Turntables and record players
Decided to start a vinyl collection or updating your record player? We’ve tested a selection of turntables to see which sounds the best.
You listen to records to get that smoother, warmer, analogue sound. So, choosing the right turntable is important – a good one can last you for life.
Audiophiles will argue till the cows come home about tone arm shape or platter construction, claiming one type over the other for specific circumstances. We’ve given a brief overview of what we think you should look for.
The stylus and cartridge are the most important parts of a turntable. They pick up information on the record and convert it into electronic signals, which are then amplified and sent to the speakers.
The stylus is the “needle” that sits in the record’s grooves. The shape of the stylus is important, an elliptical stylus picks up more information than a conical one because more of its surface touches the record. On the flip side, audiophiles say conical styluses are better for old worn records, as they fill more of the groove after it’s been widened through multiple plays.
The cartridge holds the stylus, converting its movements into electrical signals. Moving magnet (MM) and moving coil (MC) cartridges are the two most common cartridge types. Most turntables use MM, as they’re cheaper and easier to change needles, but MC cartridges are lighter and can pick up more changes in the record groove. On the downside, they’re more expensive.
Tracking force is the amount of downward pressure exerted by the tonearm, which the cartridge is attached to, through the stylus on to the record. Your turntable will likely come with a suggested tracking force.
It can be a delicate operation to adjust the tracking force, but it’s worth it for sound quality. There’s also less chance you’ll damage your records from too much downward force.
The tracking force is changed by adjusting the counterweight on the back of the tonearm. You’ll first balance it so the arm is horizontal, then twist the counterweight until you’ve got the correct downforce for the stylus and cartridge you’re using (which will be written in the instructions).
You’ll need to adjust the anti-skate force in tandem with the tracking force, via a dial near the tonearm. This makes sure the needle doesn’t skip sideways.
There are two types of drive for a turntable: belt and direct.
Direct drive models have the motor beneath the platter, whereas in a belt drive the motor is mounted to one side with a rubber belt connecting it to the platter. Direct drives spin the turntable at a more accurate speed and can be more compact. In comparison, belt models isolate the extra noise generated by the motor.
A pre-amp converts a turntable’s weaker “phono” output signal to a stronger “line” level signal (sometimes referred to as AUX signal), so it can work with audio equipment (speakers etc). If the turntable doesn’t have a built-in pre-amp, you’ll need to use an amplifier with a dedicated phono line in (the easiest option) or purchase a separate pre-amp.
Some turntables have switchable pre-amps, which can be turned on or off, depending on what you’re plugging them into.
These numbers refer to the record’s revolutions per minute (rpm). While most records are 33s, you can still find 45s and 78s (the latter are smaller). Most turntables play 33rpm and 45rpm, but you’ll need an adapter to play the faster version. 78s are quite rare and you’ll need to search for a player or needle that can play them.

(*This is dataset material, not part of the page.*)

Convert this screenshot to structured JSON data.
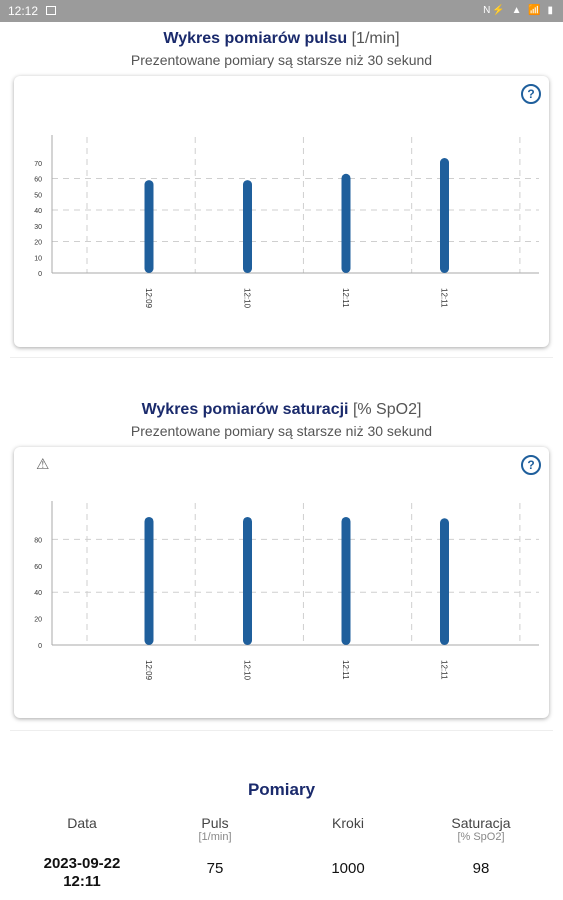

The biggest downside of playing vinyl is having to get up at the end of each side of the record and flip it over. Fully automatic turntables use a mechanical apparatus on the tonearm that puts the needle on the record to start playing, then at the end, lifts it up and returns it to the cradle at the end.
Audio purists claim the extra electrical signals sent along the tonearm, as well as the mechanical motion, affect the sound out. But if you want save yourself having to get up every half an hour, then full-auto is the way to go.
USB turntables allow you to record albums on to your computer. Sometimes the USB connection is the only one they have, meaning they can’t be connected to a regular home audio system. USB turntables are often smaller, cheaper and more portable than their regular counterparts. Some can even be powered via USB.
“Portable” USB turntables can come with built-in speakers, but they don’t give good sound quality.
With a turntable, you’ll want wired speakers as your main speakers. While wireless speakers are good for getting coverage throughout your home without needing to move the turntable, they have a big downside. When music is transmitted digitally, it gets compressed and certain parts of the sound are cut out. This means you’ll lose some of the ambience you get from playing vinyl.
When storing your collection, make sure your records aren’t being subjected to heat, light, humidity, and pressure. This means don’t stack your records on top of each other; always have them standing up and not packed together too closely.
Vibrations can also be bad for records, so don’t have them up against your speakers.
Whenever possible, keep your records inside a thin plastic sleeve inside the album cover. For extra protection, put a sleeve over the top of the album cover.
If you’re keeping them on a shelf, remember records are deceptively heavy and weigh about 15kgs per 30cm. You may also want to look at wooden dividers, they not only help to organise your collection but are good for keeping your records in top condition.
Record Store Day is an event held in April each year to celebrate independently owned record stores. Every year, limited-edition records are pressed and released to the public through participating record stores. However, if you’re a vinyl fan, you’ll need to line up early to get your hands on these exclusive offerings.